WASHINGTON • As American intelligence agencies grapple with the expansion of the Islamic State in Iraq and Syria (ISIS) beyond its headquarters in Syria, the Pentagon has proposed a new plan to the White House to build up a string of military bases in Africa, South-west Asia and the Middle East.
The bases could be used for collecting intelligence and carrying out strikes against the terrorist group's far-flung affiliates.
The growth of ISIS' franchises - at least eight militant groups have pledged loyalty to the network's leaders so far - has forced a debate within the Obama administration about how to distinguish between the affiliates that pose the most immediate threat to the United States and Europe and others that are more regionally focused.

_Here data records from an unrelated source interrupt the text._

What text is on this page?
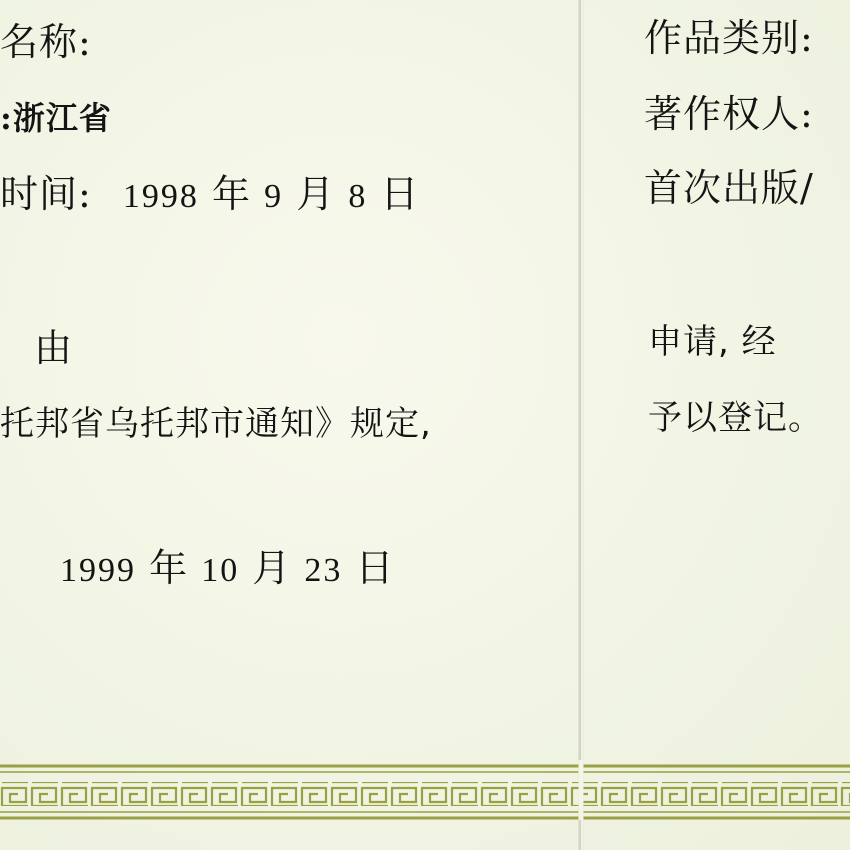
名称:
:浙江省
时间: 1998 年 9 月 8 日
由
托邦省乌托邦市通知》规定,
1999 年 10 月 23 日
作品类别:
著作权人:
首次出版/
申请, 经
予以登记。
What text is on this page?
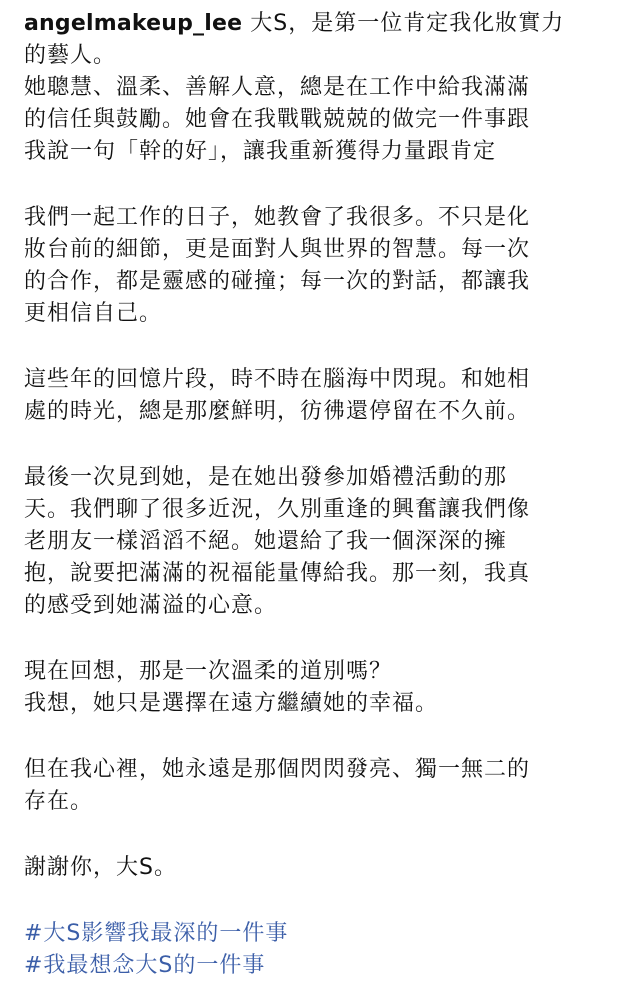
angelmakeup_lee 大S，是第一位肯定我化妝實力
的藝人。
她聰慧、溫柔、善解人意，總是在工作中給我滿滿
的信任與鼓勵。她會在我戰戰兢兢的做完一件事跟
我說一句「幹的好」，讓我重新獲得力量跟肯定
我們一起工作的日子，她教會了我很多。不只是化
妝台前的細節，更是面對人與世界的智慧。每一次
的合作，都是靈感的碰撞；每一次的對話，都讓我
更相信自己。
這些年的回憶片段，時不時在腦海中閃現。和她相
處的時光，總是那麼鮮明，彷彿還停留在不久前。
最後一次見到她，是在她出發參加婚禮活動的那
天。我們聊了很多近況，久別重逢的興奮讓我們像
老朋友一樣滔滔不絕。她還給了我一個深深的擁
抱，說要把滿滿的祝福能量傳給我。那一刻，我真
的感受到她滿溢的心意。
現在回想，那是一次溫柔的道別嗎？
我想，她只是選擇在遠方繼續她的幸福。
但在我心裡，她永遠是那個閃閃發亮、獨一無二的
存在。
謝謝你，大S。
#大S影響我最深的一件事
#我最想念大S的一件事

The regional groups, some officials say, may have opportunistically adopted ISIS' brand to bolster their local clout and global stature.
In the midst of that debate, senior military officials have told the White House that the network of bases would serve as hubs for Special Operations troops and intelligence operatives who would conduct counter-terrorism missions for the foreseeable future.
The plan would all but ensure what Pentagon officials call an "enduring" American military presence in some of the world's most volatile regions.
Officials said that the Pentagon's proposed new architecture of bases would include four "hubs" - including expanding existing bases in Djibouti and Afghanistan - and smaller "spokes", or more basic installations, in countries that could include Niger and Cameroon, where the US now carries out unarmed surveillance drone missions, or will soon.
The hubs would range in size from about 500 US troops to 5,000 personnel, and the likely cost would be "several million dollars" a year, mostly in personnel expenses, Pentagon officials said. They would also require the approval of the host nation.
Meanwhile, the US military said on Thursday that a coalition air strike killed an ISIS finance chief in Iraq last month, hailing it as another scalp in its bid to blow apart the extremists' financial network.
Abu Saleh was killed late last month, US military spokesman Steve Warren said in a video-conference from Baghdad, calling him "one of the most senior and experienced members" of the group's nefarious financial system.